Здесь он кладет перо. Он ходит по комнате из угла в угол. Перед ним вдова Эрбо, засеченная плетьми: она жала овес на господском поле, кожевник Морис — виселица: он кого-то обругал в кабаке, шапочник Мутье, которому отрубили руку, — он посмел охотиться в лесу маркиза; перед ним виселица, палач, кнут, топор, кровь, столько крови!..
Как бы не захлебнулась в ней вся страна: кровь ведь никогда не высыхает, она только прячется под землю, а потом вырывается наружу, она сводит людей с ума.
Бабеф пишет: «Пытки, четвертование, колесо, дыбы, костры, плети, виселица, сонмы палачей развратили нас. Правители, вместо того чтобы просвещать, сделали нас дикарями, ибо они сами дикари. Они пожинают и пожнут то, что посеяли. Ведь за этим, бедная моя жена, последует дальнейшее, еще более страшное! Мы теперь только в начале…»

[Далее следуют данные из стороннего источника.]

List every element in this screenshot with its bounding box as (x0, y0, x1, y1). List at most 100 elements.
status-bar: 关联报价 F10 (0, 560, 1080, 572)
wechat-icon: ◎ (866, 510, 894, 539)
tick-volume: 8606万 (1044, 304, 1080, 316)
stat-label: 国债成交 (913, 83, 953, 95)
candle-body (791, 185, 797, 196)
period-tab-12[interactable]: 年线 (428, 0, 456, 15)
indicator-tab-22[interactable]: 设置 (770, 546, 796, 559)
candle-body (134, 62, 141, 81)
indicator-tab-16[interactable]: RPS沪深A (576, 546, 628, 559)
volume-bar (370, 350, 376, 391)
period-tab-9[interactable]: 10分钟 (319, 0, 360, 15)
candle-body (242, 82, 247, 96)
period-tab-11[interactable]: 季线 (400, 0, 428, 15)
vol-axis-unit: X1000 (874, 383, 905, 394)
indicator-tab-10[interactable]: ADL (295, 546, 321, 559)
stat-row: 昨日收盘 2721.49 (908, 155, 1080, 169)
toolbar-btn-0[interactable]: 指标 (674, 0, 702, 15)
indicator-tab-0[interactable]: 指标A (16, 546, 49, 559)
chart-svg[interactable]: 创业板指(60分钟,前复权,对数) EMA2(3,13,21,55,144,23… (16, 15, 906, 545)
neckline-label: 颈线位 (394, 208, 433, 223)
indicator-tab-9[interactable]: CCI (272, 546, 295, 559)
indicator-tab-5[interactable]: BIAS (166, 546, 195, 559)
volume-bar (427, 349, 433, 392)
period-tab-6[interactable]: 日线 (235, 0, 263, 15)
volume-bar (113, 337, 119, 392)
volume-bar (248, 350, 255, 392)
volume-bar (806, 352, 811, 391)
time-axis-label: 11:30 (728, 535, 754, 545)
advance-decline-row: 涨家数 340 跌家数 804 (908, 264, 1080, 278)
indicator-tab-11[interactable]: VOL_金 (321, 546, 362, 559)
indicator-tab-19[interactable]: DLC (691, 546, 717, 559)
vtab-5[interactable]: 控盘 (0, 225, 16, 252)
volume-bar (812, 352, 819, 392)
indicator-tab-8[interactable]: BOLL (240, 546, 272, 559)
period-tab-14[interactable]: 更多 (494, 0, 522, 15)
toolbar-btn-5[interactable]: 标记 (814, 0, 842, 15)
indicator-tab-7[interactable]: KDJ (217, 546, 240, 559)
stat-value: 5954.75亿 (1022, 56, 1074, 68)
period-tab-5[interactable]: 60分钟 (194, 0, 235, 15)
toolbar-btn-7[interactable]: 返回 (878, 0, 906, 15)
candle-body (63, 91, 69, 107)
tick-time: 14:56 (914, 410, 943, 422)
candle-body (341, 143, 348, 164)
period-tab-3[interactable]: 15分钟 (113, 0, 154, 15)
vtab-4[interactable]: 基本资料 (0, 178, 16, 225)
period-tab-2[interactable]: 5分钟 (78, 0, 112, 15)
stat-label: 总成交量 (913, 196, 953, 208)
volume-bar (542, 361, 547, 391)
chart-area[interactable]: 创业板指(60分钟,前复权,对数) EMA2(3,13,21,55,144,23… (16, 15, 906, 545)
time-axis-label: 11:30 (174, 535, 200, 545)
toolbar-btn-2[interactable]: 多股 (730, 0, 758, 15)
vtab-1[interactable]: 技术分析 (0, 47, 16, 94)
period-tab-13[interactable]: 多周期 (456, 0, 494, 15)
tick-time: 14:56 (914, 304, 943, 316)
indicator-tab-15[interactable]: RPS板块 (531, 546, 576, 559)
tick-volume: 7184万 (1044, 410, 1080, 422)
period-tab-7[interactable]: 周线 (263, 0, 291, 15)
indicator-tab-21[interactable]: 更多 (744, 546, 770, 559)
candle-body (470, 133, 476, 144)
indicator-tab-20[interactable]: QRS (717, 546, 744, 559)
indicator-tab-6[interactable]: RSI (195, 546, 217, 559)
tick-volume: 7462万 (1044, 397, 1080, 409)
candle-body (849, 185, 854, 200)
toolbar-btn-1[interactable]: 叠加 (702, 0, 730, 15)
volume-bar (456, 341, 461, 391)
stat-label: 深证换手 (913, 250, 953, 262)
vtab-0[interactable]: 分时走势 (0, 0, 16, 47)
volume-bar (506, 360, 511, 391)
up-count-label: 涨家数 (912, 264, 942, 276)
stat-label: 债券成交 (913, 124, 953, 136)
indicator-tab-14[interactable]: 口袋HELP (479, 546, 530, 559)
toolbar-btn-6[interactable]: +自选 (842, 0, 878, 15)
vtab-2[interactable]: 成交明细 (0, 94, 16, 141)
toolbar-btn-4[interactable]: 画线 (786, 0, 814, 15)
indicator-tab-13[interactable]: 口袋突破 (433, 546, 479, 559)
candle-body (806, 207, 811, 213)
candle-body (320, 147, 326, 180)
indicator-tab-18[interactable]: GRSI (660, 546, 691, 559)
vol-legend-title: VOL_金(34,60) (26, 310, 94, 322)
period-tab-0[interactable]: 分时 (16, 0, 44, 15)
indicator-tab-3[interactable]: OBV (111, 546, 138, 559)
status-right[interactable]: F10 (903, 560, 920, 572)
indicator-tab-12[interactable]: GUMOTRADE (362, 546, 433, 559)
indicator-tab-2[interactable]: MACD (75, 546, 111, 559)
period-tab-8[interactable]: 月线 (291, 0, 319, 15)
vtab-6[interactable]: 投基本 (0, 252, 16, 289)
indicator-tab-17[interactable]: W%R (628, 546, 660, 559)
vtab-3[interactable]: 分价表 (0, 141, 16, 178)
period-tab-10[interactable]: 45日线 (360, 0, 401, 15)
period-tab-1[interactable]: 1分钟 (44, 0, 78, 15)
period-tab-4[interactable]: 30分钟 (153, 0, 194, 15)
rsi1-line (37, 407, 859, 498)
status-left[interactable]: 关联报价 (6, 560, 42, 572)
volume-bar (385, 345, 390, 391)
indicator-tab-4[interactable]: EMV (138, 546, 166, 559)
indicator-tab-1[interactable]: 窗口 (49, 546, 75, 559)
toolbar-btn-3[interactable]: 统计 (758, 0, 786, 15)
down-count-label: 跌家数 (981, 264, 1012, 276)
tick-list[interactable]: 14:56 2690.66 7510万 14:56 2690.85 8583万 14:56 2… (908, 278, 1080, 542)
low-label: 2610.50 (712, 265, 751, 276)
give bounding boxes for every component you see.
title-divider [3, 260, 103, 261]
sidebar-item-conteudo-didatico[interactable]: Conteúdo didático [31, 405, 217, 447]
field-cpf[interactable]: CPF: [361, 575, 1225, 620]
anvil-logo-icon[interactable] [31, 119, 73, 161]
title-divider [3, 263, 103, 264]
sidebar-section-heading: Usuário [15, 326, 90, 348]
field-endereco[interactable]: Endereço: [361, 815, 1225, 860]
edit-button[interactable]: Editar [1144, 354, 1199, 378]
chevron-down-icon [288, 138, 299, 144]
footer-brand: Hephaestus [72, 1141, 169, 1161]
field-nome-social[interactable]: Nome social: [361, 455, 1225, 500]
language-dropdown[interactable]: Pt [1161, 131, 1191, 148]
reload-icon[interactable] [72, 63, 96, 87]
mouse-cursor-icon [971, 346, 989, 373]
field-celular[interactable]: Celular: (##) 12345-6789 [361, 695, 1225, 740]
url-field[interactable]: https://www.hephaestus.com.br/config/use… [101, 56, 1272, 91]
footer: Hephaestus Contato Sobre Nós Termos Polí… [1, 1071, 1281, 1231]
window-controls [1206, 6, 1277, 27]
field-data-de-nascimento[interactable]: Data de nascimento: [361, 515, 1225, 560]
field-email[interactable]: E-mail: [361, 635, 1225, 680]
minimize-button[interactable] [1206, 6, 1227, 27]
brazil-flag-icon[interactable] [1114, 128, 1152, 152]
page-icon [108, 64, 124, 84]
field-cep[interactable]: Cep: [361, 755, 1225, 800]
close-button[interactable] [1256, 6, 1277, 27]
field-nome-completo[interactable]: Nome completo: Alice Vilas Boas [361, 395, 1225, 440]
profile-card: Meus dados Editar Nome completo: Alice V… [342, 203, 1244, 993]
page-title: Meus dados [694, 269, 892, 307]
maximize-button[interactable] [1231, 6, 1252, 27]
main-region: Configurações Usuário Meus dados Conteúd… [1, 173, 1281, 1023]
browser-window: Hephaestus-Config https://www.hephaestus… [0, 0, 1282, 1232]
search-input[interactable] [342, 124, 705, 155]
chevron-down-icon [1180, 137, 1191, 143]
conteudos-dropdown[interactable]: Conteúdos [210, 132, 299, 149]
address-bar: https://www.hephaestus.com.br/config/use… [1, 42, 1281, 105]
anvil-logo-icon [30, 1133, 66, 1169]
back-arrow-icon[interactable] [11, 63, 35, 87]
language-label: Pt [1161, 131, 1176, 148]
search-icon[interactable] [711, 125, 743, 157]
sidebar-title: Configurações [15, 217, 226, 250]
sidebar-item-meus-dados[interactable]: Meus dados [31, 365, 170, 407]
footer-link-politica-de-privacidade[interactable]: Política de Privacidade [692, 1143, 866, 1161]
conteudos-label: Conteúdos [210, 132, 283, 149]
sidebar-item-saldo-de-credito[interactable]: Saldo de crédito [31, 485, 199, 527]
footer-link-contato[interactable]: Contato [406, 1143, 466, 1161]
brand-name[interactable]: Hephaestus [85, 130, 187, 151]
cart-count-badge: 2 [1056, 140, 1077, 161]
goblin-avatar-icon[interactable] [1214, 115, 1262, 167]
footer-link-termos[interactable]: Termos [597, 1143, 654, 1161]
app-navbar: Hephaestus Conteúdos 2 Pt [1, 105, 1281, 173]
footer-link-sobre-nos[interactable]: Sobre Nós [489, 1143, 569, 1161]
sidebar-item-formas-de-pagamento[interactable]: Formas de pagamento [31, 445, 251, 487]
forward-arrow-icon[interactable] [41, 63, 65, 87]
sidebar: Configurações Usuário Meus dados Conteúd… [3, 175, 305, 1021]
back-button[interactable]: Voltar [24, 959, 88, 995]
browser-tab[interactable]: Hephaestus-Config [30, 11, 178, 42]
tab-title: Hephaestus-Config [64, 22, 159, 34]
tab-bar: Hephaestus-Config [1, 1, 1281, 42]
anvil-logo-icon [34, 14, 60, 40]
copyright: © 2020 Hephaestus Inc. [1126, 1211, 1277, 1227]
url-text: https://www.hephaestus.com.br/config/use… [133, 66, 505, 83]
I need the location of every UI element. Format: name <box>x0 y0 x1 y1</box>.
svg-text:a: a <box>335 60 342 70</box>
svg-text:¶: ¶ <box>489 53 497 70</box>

Уснул Париж — все устали после плясок и песен. Под ржавым фонарем целуются влюбленные. Днем они пили со всеми и со всеми пели: «Месть!» Теперь он говорит ей:
— Мы поженимся после дня всех святых, когда это кончится…
Сколько же может длиться революция? Месяц, два, три… Так думает народ, так думает, засыпая, король, который, услышав об убийстве Фулона, приуныл, так думает даже «фонарный прокурор» Камилл Демулен. Самые недоверчивые или самые горячие шепчут: говорят, что еще прикончат тридцать душ, тогда-то все кончится…
А Бабеф до утра бегает из угла в угол, и в голове его одно: это только начало!..
Влюбленные давно пошли спать. Пусто теперь под ржавым фонарем.
Та ночь, когда Бабеф писал о своей встрече с революцией, была последней человеческой ночью перед годами суматохи, пафоса, ненависти, героизма и позы, последней ночью мечтателя, землемера, мужа, отца, Франсуа Бабефа. Все завертелось, вплоть до имен. Для начала он стал «Камиллом»: добродетели Рима были в моде. «Камилл» — что может быть лучше для первых надежд и гражданского согласия? Много трудней было выбрать профессию. Уничтожив феодальные привилегии, революция, конечно, осчастливила патриота Бабефа, но дипломированный «комиссар поместий» оказался не у дел. Впрочем, Бабеф не унывал. Он все переиспробовал. Кто же в такие времена занимается своим делом? Разве что землепашцы и палачи. Мясник Лежандр стал Солоном, епископ Гобель вождем безбожников, а принц Орлеанский яростным республиканцем.
Совместно с неким Одифором Бабеф берет патент на новое изобретение — «тригонометрический графометр». Не удалось? Что же, он становится памфлетистом. Граф Мирабо злит Бабефа: он слишком красноречив. Как все наивные люди, Бабеф неожиданно подозрителен. Он выпускает брошюру против героя дня. Это гражданский долг, и это профессия — должен же человек чем-нибудь зарабатывать хлеб! Но, увы, памфлет не продается. Слишком уж много памфлетов, парижане ими объелись. Типографу пришлось, конечно, уплатить. Мирабо уцелел, а долги Бабефа возросли. Впрочем, что касается Мирабо, ненависть Бабефа быстро погасла. Проходит месяц-другой — и памфлетист просит аудиенции у графа: провинциалу нужна поддержка.